Pour la liberté, les grecs seront plusieurs à se battre jusqu’à la mort. C’est avec le regard tourné vers l’avenir que d’autres préféreront abdiquer, choisissant d’assurer la survie d’une race qui devra prendre le relais et se jeter dans la prochaine bataille.
Car une fois la dernière page tournée, les jeux ne sont pas faits, et tandis que les acteurs se retirent de la scène, la Crète elle, n’a pas encore dit son dernier mot…

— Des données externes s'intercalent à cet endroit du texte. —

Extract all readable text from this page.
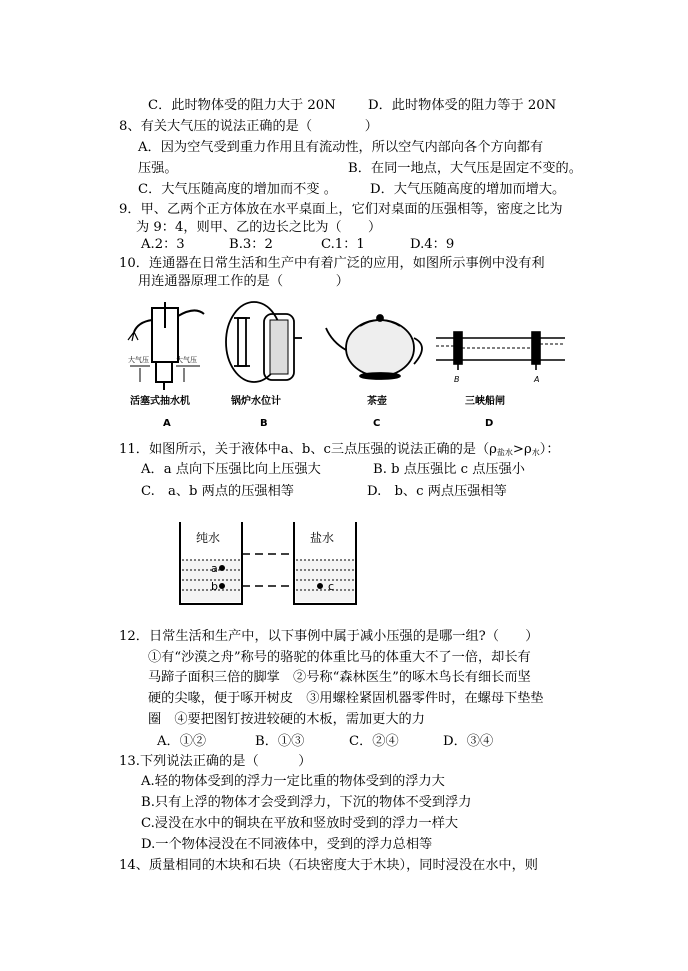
C．此时物体受的阻力大于 20N D．此时物体受的阻力等于 20N
8、有关大气压的说法正确的是（　　　　）
A．因为空气受到重力作用且有流动性，所以空气内部向各个方向都有
压强。	B．在同一地点，大气压是固定不变的。
C．大气压随高度的增加而不变 。	D．大气压随高度的增加而增大。
9．甲、乙两个正方体放在水平桌面上，它们对桌面的压强相等，密度之比为
为 9：4，则甲、乙的边长之比为（　　）
A.2：3	B.3：2	C.1：1	D.4：9
10．连通器在日常生活和生产中有着广泛的应用，如图所示事例中没有利
用连通器原理工作的是（　　　　）
大气压	大气压
活塞式抽水机
A
锅炉水位计
B
茶壶
C
B	A
三峡船闸
D
11．如图所示，关于液体中a、b、c三点压强的说法正确的是$(\rho_{盐水}>\rho_水)$：
A．a 点向下压强比向上压强大	B. b 点压强比 c 点压强小
C.　a、b 两点的压强相等	D.　b、c 两点压强相等
纯水	盐水
a
b	c
12．日常生活和生产中，以下事例中属于减小压强的是哪一组?（　　）
①有“沙漠之舟”称号的骆驼的体重比马的体重大不了一倍，却长有
马蹄子面积三倍的脚掌　②号称“森林医生”的啄木鸟长有细长而坚
硬的尖喙，便于啄开树皮　③用螺栓紧固机器零件时，在螺母下垫垫
圈　④要把图钉按进较硬的木板，需加更大的力
A．①②	B．①③	C．②④	D．③④
13.下列说法正确的是（　　　）
A.轻的物体受到的浮力一定比重的物体受到的浮力大
B.只有上浮的物体才会受到浮力，下沉的物体不受到浮力
C.浸没在水中的铜块在平放和竖放时受到的浮力一样大
D.一个物体浸没在不同液体中，受到的浮力总相等
14、质量相同的木块和石块（石块密度大于木块），同时浸没在水中，则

Tableau vivant d’où émane l’unique parfum de la Crête, au-delà de son caractère historique c’est une véritable fresque que nous livre Nikos Kazantzakis; un hommage qui témoigne de l’attachement de l’auteur et de ses compatriotes pour leur terre d’origine.
NOTE
1 .Titre original, ‘Le capétan Michalis’ aura dans sa seconde édition grecque été augmenté du sous-titre, ‘La liberté ou la mort’. Ce dernier fut adopté en tant que titre principal de la première édition française du roman. Puis après le décès de l’auteur, c’est à la demande de ses ayants droits et suivant un souhait exprimé par l’auteur que le titre français fut éventuellement modifié pour devenir ‘La liberté et la mort’.